Масштабы трагедии, поразившей страну после XX съезда, сразу удесятерились, не только в Эйхе дело и не только в Тухачевском. Второстепенные по сюжету, но очень важные по замыслу персонажи несколькими словами (или даже без слов) рассказывают о коллективизации, прошедшей по деревням, как чума, о реликтовых фигурах старых интеллигентов, сохранивших и в лагере свои привычки чистоплотности (угадываешь: не только физической, но и нравственной). Хороший учитель может воспользоваться этим текстом лучше, чем унифицированным учебником.

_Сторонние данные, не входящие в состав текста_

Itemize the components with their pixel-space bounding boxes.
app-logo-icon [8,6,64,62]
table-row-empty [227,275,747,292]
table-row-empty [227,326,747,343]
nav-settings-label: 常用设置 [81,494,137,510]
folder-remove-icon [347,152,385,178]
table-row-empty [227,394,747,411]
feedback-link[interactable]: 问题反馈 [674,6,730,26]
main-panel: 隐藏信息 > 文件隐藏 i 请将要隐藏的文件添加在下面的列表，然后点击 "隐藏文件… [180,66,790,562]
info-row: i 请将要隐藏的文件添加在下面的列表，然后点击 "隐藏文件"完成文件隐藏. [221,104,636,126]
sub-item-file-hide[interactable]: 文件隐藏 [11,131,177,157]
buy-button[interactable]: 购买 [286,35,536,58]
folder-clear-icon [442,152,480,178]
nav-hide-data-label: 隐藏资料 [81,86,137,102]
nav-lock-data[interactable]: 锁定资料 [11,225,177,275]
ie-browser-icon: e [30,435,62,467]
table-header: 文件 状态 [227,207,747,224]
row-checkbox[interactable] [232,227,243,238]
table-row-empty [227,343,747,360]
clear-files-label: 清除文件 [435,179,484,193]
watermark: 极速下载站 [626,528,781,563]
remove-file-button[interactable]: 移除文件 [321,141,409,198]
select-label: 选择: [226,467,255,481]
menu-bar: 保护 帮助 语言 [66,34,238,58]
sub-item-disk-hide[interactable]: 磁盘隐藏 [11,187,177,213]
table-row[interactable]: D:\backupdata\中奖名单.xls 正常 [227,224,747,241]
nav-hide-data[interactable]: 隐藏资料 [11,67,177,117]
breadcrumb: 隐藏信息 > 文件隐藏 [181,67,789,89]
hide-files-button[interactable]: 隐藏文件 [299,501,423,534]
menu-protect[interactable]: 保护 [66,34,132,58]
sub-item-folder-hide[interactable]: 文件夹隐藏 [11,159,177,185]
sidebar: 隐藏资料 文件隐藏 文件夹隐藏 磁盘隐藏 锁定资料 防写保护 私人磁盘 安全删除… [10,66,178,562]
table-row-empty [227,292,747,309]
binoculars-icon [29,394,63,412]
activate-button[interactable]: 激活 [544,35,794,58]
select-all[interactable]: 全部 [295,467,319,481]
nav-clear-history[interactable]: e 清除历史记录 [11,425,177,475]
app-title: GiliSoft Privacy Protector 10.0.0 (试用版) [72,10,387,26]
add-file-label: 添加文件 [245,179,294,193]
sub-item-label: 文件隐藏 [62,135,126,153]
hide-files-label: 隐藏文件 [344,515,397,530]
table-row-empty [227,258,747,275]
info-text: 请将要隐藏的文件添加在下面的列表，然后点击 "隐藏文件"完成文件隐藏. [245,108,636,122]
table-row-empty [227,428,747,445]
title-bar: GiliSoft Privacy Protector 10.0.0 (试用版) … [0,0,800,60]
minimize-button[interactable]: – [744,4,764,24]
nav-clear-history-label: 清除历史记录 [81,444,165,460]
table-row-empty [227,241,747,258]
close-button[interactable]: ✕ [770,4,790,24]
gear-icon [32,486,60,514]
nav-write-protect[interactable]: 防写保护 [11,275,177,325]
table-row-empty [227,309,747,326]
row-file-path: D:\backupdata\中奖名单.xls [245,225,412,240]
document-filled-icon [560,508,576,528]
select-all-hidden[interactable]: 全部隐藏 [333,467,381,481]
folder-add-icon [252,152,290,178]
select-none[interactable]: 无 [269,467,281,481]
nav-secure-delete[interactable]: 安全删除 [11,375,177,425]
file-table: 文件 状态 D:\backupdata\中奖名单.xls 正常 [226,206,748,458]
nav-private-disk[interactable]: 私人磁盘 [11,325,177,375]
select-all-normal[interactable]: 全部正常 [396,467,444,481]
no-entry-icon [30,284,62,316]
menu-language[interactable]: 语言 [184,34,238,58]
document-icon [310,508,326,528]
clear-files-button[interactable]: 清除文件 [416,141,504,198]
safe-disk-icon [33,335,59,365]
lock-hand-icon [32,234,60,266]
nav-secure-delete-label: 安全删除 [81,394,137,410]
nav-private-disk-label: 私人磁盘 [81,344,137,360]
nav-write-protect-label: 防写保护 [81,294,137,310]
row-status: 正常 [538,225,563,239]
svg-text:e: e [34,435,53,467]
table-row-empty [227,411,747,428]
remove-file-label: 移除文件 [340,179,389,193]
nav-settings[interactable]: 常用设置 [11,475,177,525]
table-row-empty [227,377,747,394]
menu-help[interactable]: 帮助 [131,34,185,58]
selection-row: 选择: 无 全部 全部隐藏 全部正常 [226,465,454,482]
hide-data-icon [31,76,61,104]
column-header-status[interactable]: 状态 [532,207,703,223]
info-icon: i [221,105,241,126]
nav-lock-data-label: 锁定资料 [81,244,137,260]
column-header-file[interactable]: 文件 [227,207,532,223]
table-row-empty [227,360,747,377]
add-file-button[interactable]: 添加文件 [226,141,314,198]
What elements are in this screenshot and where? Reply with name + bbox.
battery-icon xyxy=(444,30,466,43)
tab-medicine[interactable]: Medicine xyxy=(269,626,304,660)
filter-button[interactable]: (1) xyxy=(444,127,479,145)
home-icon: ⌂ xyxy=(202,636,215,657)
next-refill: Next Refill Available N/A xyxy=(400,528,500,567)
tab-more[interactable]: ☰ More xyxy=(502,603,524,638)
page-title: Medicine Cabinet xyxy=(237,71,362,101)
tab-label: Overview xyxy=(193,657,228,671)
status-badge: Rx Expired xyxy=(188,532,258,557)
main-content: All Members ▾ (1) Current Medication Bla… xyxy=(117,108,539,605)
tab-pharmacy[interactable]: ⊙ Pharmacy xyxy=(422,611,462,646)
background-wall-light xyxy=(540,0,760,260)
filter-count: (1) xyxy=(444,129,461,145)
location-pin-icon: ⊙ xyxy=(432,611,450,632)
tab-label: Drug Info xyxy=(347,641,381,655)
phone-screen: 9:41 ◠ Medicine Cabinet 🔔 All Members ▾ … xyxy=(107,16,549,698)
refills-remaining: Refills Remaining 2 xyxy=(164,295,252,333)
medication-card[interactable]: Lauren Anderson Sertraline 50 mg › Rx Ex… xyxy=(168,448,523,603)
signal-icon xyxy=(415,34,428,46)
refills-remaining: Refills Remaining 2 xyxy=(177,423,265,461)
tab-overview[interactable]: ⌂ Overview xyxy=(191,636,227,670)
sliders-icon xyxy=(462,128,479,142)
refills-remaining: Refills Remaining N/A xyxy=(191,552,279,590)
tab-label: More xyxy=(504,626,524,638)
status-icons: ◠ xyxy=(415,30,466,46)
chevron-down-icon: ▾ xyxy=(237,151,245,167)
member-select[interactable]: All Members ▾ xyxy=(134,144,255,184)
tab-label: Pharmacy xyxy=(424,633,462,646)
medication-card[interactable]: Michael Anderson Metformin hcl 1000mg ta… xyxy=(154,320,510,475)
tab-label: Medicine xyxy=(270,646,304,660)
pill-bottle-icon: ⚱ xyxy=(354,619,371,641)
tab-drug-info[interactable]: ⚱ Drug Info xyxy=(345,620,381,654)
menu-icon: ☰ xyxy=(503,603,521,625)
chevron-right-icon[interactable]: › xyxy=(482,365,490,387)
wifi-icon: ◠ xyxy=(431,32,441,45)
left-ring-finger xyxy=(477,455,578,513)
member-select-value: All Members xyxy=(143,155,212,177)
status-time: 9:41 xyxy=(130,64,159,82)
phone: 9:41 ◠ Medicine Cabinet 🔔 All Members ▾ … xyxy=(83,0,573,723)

А в “Матренином дворе” — другая сторона правды: что и народу палец в рот не клади. Где там Кедров увидел идеализацию? Матрена так же одинока среди односельчан, как Сахаров — в Академии наук. Элита создается не образованием, а совестью, совестью, неизвестно откуда взявшейся, неизвестно как сохранившейся (Достоевский считал ее действием Бога в человеческой душе). В эту элиту входит и неграмотный Аким, и граф Лев Николаевич Толстой, создавший запоминающийся образ почти бессловесной совести. А идеализации классики избегали просто — контрастными парами характеров: Савельичу противостоит Пугачев, Платону Каратаеву — Тихон Щербатый. Достоевский вытаскивает из детской памяти мимолетную встречу с Мареем, но это в “Дневнике писателя”, для поддержки схемы, а в романе у Алеши Карамазова единокровный брат — Смердяков…

Кедров все это забывает, он верен только одной традиции — захлебыванью в полемике. Можно подумать, что это в генах… Но нет! Был же Владимир Короленко, никогда не захлебывавшийся в споре. Недавно умер Сергей Аверинцев, мы перекликались с ним лет 35, очень часто расходились во взглядах на вещи, ей-Богу, более важные, чем метаметафоры, и никогда не допуская ни тени личной ненависти к оппоненту, всегда сохраняя любовь и уважение друг к другу. Сережа не раз повторял: люди разные, не сводятся к одному, и через различия проходит любовь. Даже через различия во взглядах на Бога.

Я думаю, что Богу эти различия не очень важны. И Его образ и подобие хочется чаще вспоминать в наших спорах. Не только литературных.